Robust Reward Modeling via Causal Rubrics

Summary

This paper talks about Crome, a new framework developed to make reward models for AI more reliable and accurate by using causal reasoning and special data augmentations.

What's the problem?

The problem is that current reward models can be tricked by irrelevant or misleading features in data, causing them to give wrong rewards and leading AI to behave unexpectedly or badly.

What's the solution?

The researchers introduced Crome, which uses two types of synthetic training data: causal augmentations that focus on real important qualities like factual accuracy, and neutral augmentations that ignore irrelevant differences like style.
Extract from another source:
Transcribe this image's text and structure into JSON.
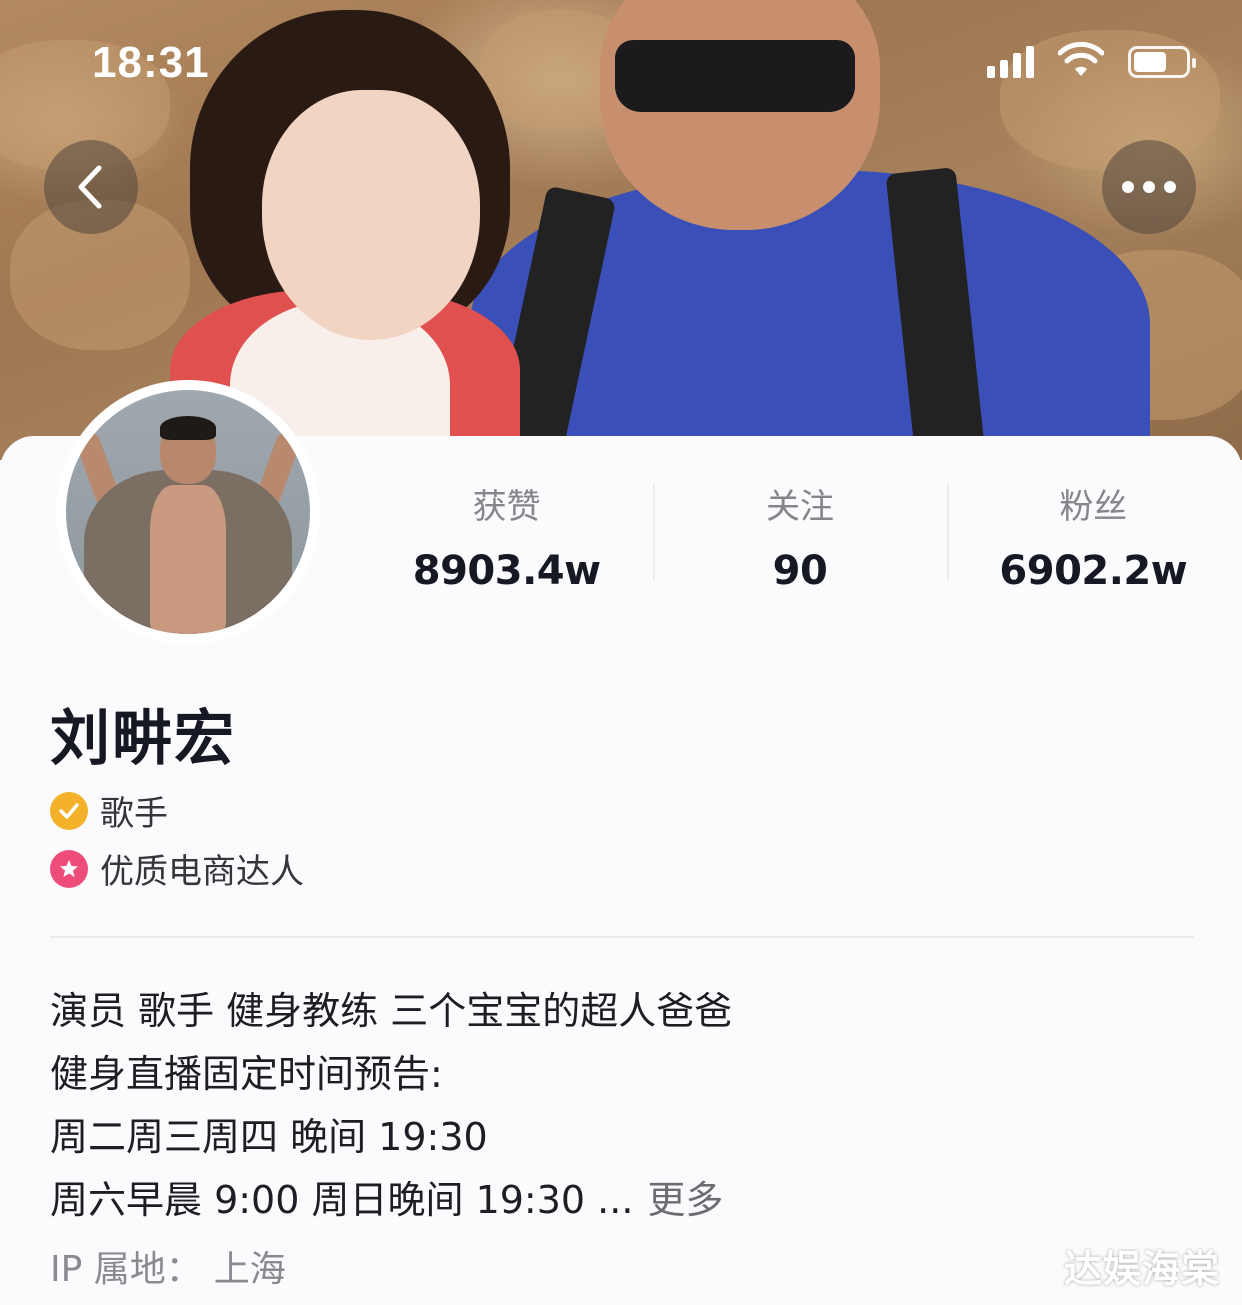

This approach makes the reward model focus on true qualities and avoid being fooled by spurious details.

Why it matters?

This matters because better reward models help train AI systems that behave more safely, fairly, and effectively by understanding what really matters, reducing errors caused by misleading information.

Abstract

Crome, a novel reward modeling framework using causal and neutral augmentations, significantly improves the robustness and accuracy of reward models against reward hacking.